Millennials now account for 43% of actively licensed lawyers and will eventually join Generation X in assuming leadership roles in law firms as Baby Boomers retire over the next decade. What do senior attorneys need to understand about this generation in order to train young lawyers for today and prepare them for tomorrow?
Linda Woolf, Managing Partner at Goodell DeVries, was among the presenters at the Maryland State Bar Association's 2019 Legal Summit & Annual Meeting in Ocean City, Maryland. She served on the panel "Bridging the Generation Gap" to discuss managing Millennial lawyers. In a presentation analyzing generational demographics and characteristics, Linda outlined key points that firm leaders should understand when working with young lawyers.
Linda discussed what Millennial lawyers value:
- Meaning: Millennials want to make a difference. They are focused on community service and social responsibility and want to feel that their work fulfills a meaningful purpose.
- Work-life Balance: Young lawyers want to work remotely, maintain flexible schedules, and have time for hobbies and family.
- Collaboration: Millennials are not tied to the traditional law firm hierarchy and are more likely to view everyone's roles and viewpoints as having equal importance.
- Diversity and Inclusion: Members of this generation value diversity of experience. They are more likely than lawyers of previous generations to belong to a minority group.
- Technology: Millennials grew up with and embrace technology. They view it as indispensable for achieving efficiency and "working smart."
Likewise, it's important to understand how Millennials learn:
- Research-based: Millennials respond best to a variety of visual, auditory, and kinesthetic information.
- Relevance: Information for information’s sake does not impress.
- Rational: Millennials need to understand why before accepting a policy or rule.
- Relaxed: They prefer a laidback approach with flexibility, freedom, and creativity.
- Rapport: Millennials need to feel a connection to the instructor.
(Source: "The 5 R’s of How Millennials Learn," Christy Price, Ed.D., Dalton State College, 2009)

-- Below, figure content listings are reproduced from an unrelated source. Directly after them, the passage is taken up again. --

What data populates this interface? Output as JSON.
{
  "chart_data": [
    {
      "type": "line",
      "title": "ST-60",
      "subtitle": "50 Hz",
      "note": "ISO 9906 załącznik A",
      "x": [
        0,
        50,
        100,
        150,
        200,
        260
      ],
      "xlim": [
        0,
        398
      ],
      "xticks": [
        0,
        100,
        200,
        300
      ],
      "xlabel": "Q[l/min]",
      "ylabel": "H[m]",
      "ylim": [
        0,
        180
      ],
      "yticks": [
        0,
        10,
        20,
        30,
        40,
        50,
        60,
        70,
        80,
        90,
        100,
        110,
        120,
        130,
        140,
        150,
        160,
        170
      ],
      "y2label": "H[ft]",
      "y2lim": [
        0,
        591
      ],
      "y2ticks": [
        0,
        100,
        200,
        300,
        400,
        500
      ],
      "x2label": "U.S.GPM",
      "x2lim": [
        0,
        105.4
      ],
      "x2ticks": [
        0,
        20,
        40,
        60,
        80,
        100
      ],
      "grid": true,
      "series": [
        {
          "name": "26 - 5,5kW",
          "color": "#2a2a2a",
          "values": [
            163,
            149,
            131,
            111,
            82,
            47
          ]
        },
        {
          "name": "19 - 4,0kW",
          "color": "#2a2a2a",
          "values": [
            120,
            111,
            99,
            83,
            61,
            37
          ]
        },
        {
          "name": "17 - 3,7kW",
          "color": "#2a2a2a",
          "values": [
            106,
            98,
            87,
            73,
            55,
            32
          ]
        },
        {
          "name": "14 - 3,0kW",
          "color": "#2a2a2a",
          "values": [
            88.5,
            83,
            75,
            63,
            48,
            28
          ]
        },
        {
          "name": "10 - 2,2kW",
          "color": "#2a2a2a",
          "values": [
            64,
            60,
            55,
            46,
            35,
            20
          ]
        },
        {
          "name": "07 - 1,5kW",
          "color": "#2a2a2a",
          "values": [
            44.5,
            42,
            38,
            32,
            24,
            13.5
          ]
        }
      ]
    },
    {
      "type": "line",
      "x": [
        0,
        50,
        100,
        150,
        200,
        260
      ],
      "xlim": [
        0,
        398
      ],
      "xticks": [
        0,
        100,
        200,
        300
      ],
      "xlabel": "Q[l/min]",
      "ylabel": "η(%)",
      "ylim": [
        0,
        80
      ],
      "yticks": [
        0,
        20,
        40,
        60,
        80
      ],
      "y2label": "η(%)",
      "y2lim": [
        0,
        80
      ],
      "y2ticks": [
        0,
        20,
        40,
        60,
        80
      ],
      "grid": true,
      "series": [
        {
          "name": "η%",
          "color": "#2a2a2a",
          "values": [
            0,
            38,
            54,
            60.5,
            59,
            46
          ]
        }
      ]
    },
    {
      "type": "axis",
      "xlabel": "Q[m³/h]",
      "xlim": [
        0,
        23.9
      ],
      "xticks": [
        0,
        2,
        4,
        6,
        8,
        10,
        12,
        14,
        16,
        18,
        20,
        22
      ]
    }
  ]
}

According to the ABA, about 400,000 Baby Boomer lawyers will retire within the next decade. Although Millennials are now still concentrated in associate ranks, they will soon take their places among partners and practice leaders. To manage Millennial lawyers effectively and prepare them to lead, senior lawyers must understand how to teach and encourage a generation that brings to the profession a new set of values and approaches.